I was requested to ask one of my seminary professors to call on the young wife and husband. For this service I recognized there would be no honorarium. Moreover, some of the professors teaching pastors had never themselves been pastors. Some professors exuded such an aura of busy importance that I could not imagine asking them to include on their agenda what might be the order of the day only for God. Some were so sharply academic that I could not envision them as other than helpless in a hospital room with a woman who was expecting for nine months and had been denied motherhood on the last day.
The one professor I felt confident in asking to call was a man lightly esteemed in the seminary community and whose theological position I strongly rejected. Within the hour he was at her bedside in the hospital. That day brought home to me Kierkegaard’s admonishment concerning the professor so enamored with the mind full of the intricacies of theological reflection that he had never experienced a heart full encounter with the risen Christ.
In later years I never had any trouble weeping with those who weep nor rejoicing with those who rejoice (Romans 12:15). The former was especially easy. It is simply not true that men and boys don’t cry. For that reason, I really appreciated the bracing comment of a colleague who observed to me, “You cannot comfort anyone when you are slobbering all over them.”

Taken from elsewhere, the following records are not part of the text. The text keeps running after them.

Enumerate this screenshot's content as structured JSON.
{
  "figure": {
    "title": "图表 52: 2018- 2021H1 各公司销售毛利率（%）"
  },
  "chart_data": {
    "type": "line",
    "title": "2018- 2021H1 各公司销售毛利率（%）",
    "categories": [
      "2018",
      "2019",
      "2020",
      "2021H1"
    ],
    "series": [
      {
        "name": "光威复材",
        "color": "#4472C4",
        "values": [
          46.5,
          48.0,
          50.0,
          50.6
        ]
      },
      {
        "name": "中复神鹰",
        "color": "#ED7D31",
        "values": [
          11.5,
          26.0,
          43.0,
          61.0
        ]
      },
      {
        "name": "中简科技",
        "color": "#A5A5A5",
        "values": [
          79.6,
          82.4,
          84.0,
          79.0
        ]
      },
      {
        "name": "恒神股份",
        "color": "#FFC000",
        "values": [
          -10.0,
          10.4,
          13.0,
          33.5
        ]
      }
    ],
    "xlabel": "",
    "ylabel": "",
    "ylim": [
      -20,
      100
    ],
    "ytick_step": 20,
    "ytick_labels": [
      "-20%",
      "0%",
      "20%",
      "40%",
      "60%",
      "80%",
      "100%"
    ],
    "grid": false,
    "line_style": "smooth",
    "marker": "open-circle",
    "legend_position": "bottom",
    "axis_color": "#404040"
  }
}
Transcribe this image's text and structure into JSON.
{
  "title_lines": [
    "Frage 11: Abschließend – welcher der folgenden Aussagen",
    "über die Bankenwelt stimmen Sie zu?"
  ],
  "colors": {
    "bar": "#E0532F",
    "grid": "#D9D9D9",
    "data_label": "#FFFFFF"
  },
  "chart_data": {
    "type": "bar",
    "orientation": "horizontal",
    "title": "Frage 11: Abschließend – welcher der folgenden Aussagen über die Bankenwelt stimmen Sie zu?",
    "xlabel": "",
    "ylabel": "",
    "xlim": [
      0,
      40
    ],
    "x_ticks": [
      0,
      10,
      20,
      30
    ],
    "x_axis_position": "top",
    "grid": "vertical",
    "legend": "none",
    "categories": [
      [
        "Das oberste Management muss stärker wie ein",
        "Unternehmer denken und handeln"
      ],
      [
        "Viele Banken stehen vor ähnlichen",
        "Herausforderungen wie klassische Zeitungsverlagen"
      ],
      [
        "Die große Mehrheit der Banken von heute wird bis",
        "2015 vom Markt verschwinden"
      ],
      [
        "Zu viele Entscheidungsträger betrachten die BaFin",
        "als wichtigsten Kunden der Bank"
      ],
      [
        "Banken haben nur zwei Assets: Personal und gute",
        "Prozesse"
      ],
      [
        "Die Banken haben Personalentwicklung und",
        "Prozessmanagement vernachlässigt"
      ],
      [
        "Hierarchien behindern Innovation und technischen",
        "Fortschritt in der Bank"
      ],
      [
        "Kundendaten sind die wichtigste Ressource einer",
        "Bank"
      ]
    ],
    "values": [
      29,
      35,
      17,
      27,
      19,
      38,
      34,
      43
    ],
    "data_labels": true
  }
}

Long after I had graduated and been a practicing minister for some years, I stood in the rain with a young couple beside a tiny hole in the ground that would soon contain their baby’s body. With the heavens above us, and our hearts within us, weeping, the memory of my humble and faithful old professor came unbidden to my mind. I hoped to God I was now a real minister exactly like that reverend professor whose theological views I still oppose. Surely no one is less likely than I to tergiversate on the value of worshipping God with the mind (Luke 10:27). Still, there are times when people do not care what you know; they need to know that you care.
I learned that lesson not by explanation but by example.